Sir John Newdigate, 1610, Harefield, Middlesex

 

The monument of Sir John Newdigate at Harefield, Middlesex, takes a common form for a mural monument of the period, that of husband and wife kneeling under a plain round arch, facing each other over a prayer desk, their children kneeling below, two sons facing three daughters with a prayer desk between them. The spandrels of the arch have the arms of Newdigate and Fitton on hanging shields with loops of ribbons around them. Above the keystone is a cherub head with wings either side and the tablet is surmounted by an achievement of nine quarters in a roundel topped by an hourglass. The materials from which the monument is made are also common for the period, mostly alabaster but enhanced with imported black and pink marble. Some parts, however, are a little less usual. Sir John's name and date of burial, 12 April 1610, are on a scroll rather than part of the main inscription. The scroll is set over the two main figures and below it, above the prayer desk, is a winged skull with a second hourglass set on it. At either end of the cornice are black marble blocks, on the front faces of which are crests. These blocks presumably once had obelisks standing on them but they are rather larger than is necessary just for that purpose. The tablet's apron, on which is the inscription panel is terminated at either side by large S-shaped foliate scrolls and has strapwork along its lower edge. Depending from it is a shield with twenty-two quarters on it, set on an an oval with a lower termination of strapwork, which looks forward to similar features on mid C17 monuments. So, while the monument is in many ways typical of its time, it is also distinctive in others.    
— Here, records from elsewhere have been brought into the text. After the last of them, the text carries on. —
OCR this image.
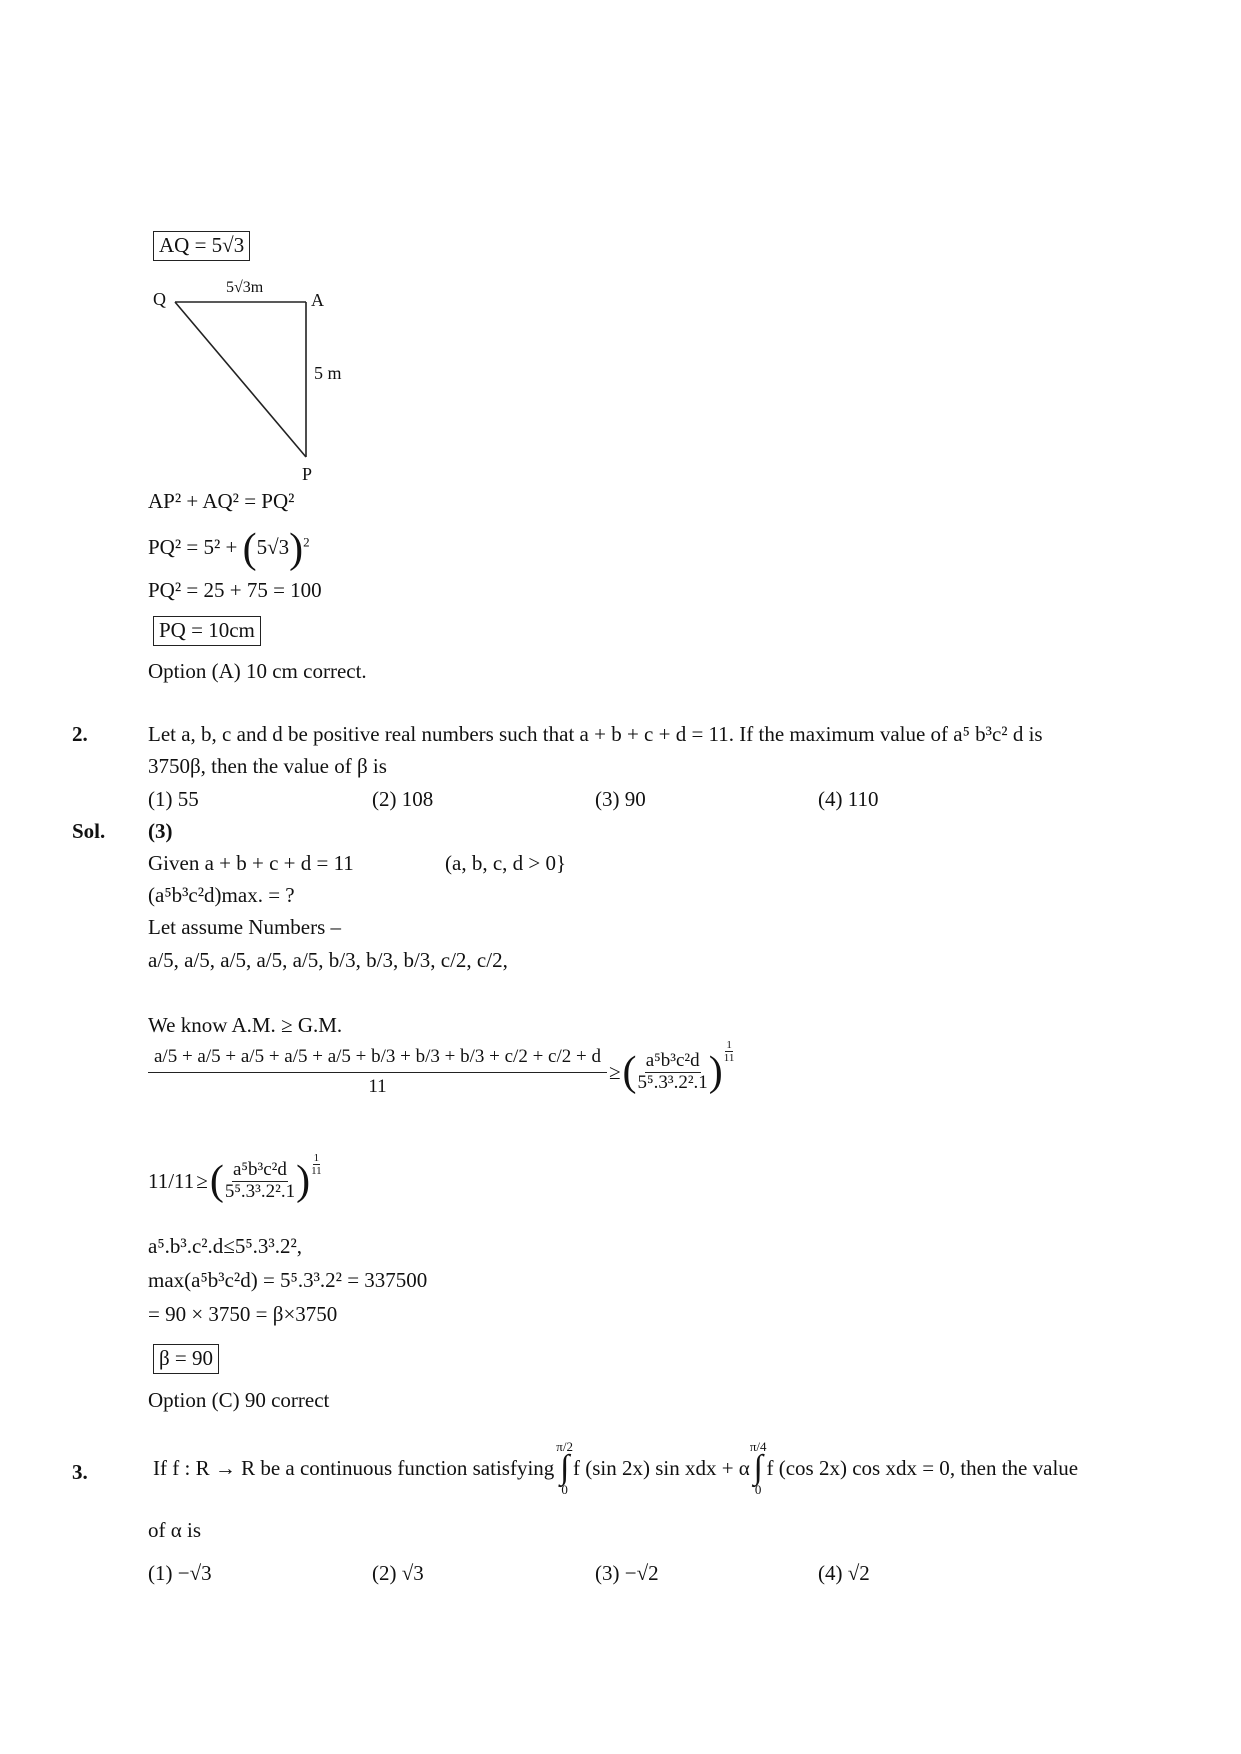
AQ = 5√3
Q	A
P
5√3m
5 m
AP² + AQ² = PQ²
$PQ^2 = 5^2 + (5√3)^2$
PQ² = 25 + 75 = 100
PQ = 10cm
Option (A) 10 cm correct.
2.	Let a, b, c and d be positive real numbers such that a + b + c + d = 11. If the maximum value of a⁵ b³c² d is
3750β, then the value of β is
(1) 55	(2) 108	(3) 90	(4) 110
Sol. (3)
Given a + b + c + d = 11	(a, b, c, d > 0}
(a⁵b³c²d)max. = ?
Let assume Numbers –
a/5, a/5, a/5, a/5, a/5, b/3, b/3, b/3, c/2, c/2,
We know A.M. ≥ G.M.
a/5 + a/5 + a/5 + a/5 + a/5 + b/3 + b/3 + b/3 + c/2 + c/2 + d
11
≥ ( $\frac{\text{a⁵b³c²d}}{\text{5⁵.3³.2².1}}$ ) $\frac{1}{11}$
11/11 ≥ ( $\frac{\text{a⁵b³c²d}}{\text{5⁵.3³.2².1}}$ ) $\frac{1}{11}$
a⁵.b³.c².d≤5⁵.3³.2²,
max(a⁵b³c²d) = 5⁵.3³.2² = 337500
= 90 × 3750 = β×3750
β = 90
Option (C) 90 correct
3.	If f : R → R be a continuous function satisfying
π/2
∫
0
f (sin 2x) sin xdx + α
π/4
∫
0
f (cos 2x) cos xdx = 0 , then the value
of α is
(1) −√3	(2) √3	(3) −√2	(4) √2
The monument was erected by Ann Fitton, Sir John's widow, whose agreement with the sculptor William White was recorded by Lady Anne Emily Garnier Newdigate-Newdegate in her 1897 book, Gossip from a muniment-room: being passages in the lives of Anne and Mary Fitton, 1574 to 1618. Unfortunately Lady  Newdigate-Newdegate gave very few details other than the date of the agreement, 1614, and that it was on parchment. Its current whereabouts are unknown. William White is equally unknown but was undoubtedly a very competent London sculptor.  

 

 

   The main inscription is both Latin and English, the English verses to the right of the Latin equivalent:
 
Here wisdomes jewell, Knighthoods flower
 Cropt off in prime & youthfull hower
Religion, meekness faithfull love
 Which any hart might inly moove
These ever liv'd in this Knights brest
 Dead in his death wth him doth rest.
So that the marble selfe doth weepe
To think on that wch it doth Keepe   
Weep then who ere this Stone doth see,   
Unless more hard then Stone thou bee.

Two earlier monuments have closely related verse epitaphs. That to Sir Martin Culpeper, died 1604, at Feckenham, Worcestershire, both begins and ends with the final couplet of the Harefield version and omits the couplet before that, while the epitaph of Mary Plomer, died 1605, at Radwell, is adapted to suit her (Vertues Jewel, Beauties Flower) and omits the third couplet of the Harefield version. While it is possible that these verses were ones that occur only on monuments by William White, comparisons between these three monuments are rendered difficult by the dismemberment of the Feckenham example – the effigies are said to be buried beneath the church floor – and the very different form of Mary Plomer's standing wall monument – she is seated holding a dead baby (and an hourglass!). Her  six sons and five daughters are arranged in the same way as those at Harefield.but don't appear to be by the same hand.  

The phenomenon of marble weeping, as the epitaphs at Harefield, Radwell and a number of others mention, is one that I have seen myself only once. On a visit to St Peter's church, North Barningham, Norfolk, I found all the black marble components of three monuments of the first half of the C17 in were absolutely covered with drops of water.